玉井光一氏、カギはスマートワークイノベーション
富士ゼロックス新社長が語る、事務機市場の勝ち筋

富士ゼロックス公式ページより

 《周囲の期待通り、副社長から社長へ昇格。足元では富士フイルムと米ゼロックスの統合問題が停滞し、富士ゼロックスの経営への影響が懸念されている》

 「個人的に思うところはたくさんあるが、この問題はあくまで株主同士のやりとりで、(両社から出資を受ける)立場上、安易な発言はできない。ただ、仮に統合が破談になっても当社単独で成長はできるとみている」

 《事務機器事業は成熟化が進み、さらにペーパーレス化も進展。事業環境は厳しさを増している》

 「確かに成長産業と言い切れない面もある。ただ、2017年度の世界市場は前年度比約1%増加し、下落傾向に歯止めがかかってきた。成長軌道に乗せるためには複合機だけでなく、それ以上の価値を提供する必要がある。キーワードはSWIだ」

 《SWIとはスマートワークイノベーション。人工知能(AI)などを駆使し顧客の業務改善を支援する》

 「例えば金融機関では帳票書類の事務作業の効率化が大きな課題となっていた。当社の光学式文字読み取り装置(OCR)を使えば文字の読み取りが高精度となり、効率化が実現できる。SWIには多様なサービスがある。顧客の悩みを改善できる価値として展開していきたい」

 《休日はガーデニングを楽しみ、リフレッシュする。

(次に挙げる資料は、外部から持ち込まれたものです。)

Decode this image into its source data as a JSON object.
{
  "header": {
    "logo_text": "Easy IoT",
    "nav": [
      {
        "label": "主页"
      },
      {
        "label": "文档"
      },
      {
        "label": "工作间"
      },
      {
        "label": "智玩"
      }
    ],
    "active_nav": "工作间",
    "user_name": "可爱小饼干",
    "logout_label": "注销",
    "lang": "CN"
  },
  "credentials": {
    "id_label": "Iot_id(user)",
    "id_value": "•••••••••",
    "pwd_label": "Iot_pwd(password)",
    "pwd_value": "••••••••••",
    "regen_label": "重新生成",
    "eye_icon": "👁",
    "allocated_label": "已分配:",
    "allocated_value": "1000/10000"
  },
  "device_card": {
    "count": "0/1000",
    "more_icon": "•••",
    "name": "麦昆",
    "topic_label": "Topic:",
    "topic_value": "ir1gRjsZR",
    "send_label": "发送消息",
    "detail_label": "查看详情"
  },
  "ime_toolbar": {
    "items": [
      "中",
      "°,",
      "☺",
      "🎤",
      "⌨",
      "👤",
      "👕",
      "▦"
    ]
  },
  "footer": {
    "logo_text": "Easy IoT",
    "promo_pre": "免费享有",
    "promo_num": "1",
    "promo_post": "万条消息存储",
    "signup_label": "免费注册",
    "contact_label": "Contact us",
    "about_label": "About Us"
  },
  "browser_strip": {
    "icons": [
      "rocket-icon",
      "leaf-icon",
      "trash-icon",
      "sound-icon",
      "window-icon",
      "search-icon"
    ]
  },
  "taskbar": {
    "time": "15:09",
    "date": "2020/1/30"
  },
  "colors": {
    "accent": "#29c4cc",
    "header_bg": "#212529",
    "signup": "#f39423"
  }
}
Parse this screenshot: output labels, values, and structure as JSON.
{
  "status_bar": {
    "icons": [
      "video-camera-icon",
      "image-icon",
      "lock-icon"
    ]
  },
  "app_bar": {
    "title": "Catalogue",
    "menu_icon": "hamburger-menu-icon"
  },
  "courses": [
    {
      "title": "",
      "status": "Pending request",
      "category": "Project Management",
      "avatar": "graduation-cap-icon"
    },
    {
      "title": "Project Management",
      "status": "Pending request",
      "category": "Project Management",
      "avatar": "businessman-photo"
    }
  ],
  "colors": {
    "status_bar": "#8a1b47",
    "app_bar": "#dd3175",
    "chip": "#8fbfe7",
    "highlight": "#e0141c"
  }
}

激変する市場環境の中、経営者としては、どのような花を咲かせるのか。腕の見せどころだ》
 (文=杉浦武士)
【略歴】玉井光一(たまい・こういち)03年(平15)富士写真フイルム(現富士フイルム)入社。06年執行役員、16年副社長、17年富士ゼロックス副社長。大分県出身、65歳。6月20日就任。

玉井光一氏

日刊工業新聞2018年7月31日
梶原洵子
梶原洵子 Kajiwara Junko 編集局第二産業部 記者
統合問題の話題が大きくなりがちですが、富士ゼロックスは業界に先駆けて市場環境に合わせた事業変革を進めてきました。最近では、駅構内にワークスペースを設置し、話題になりました。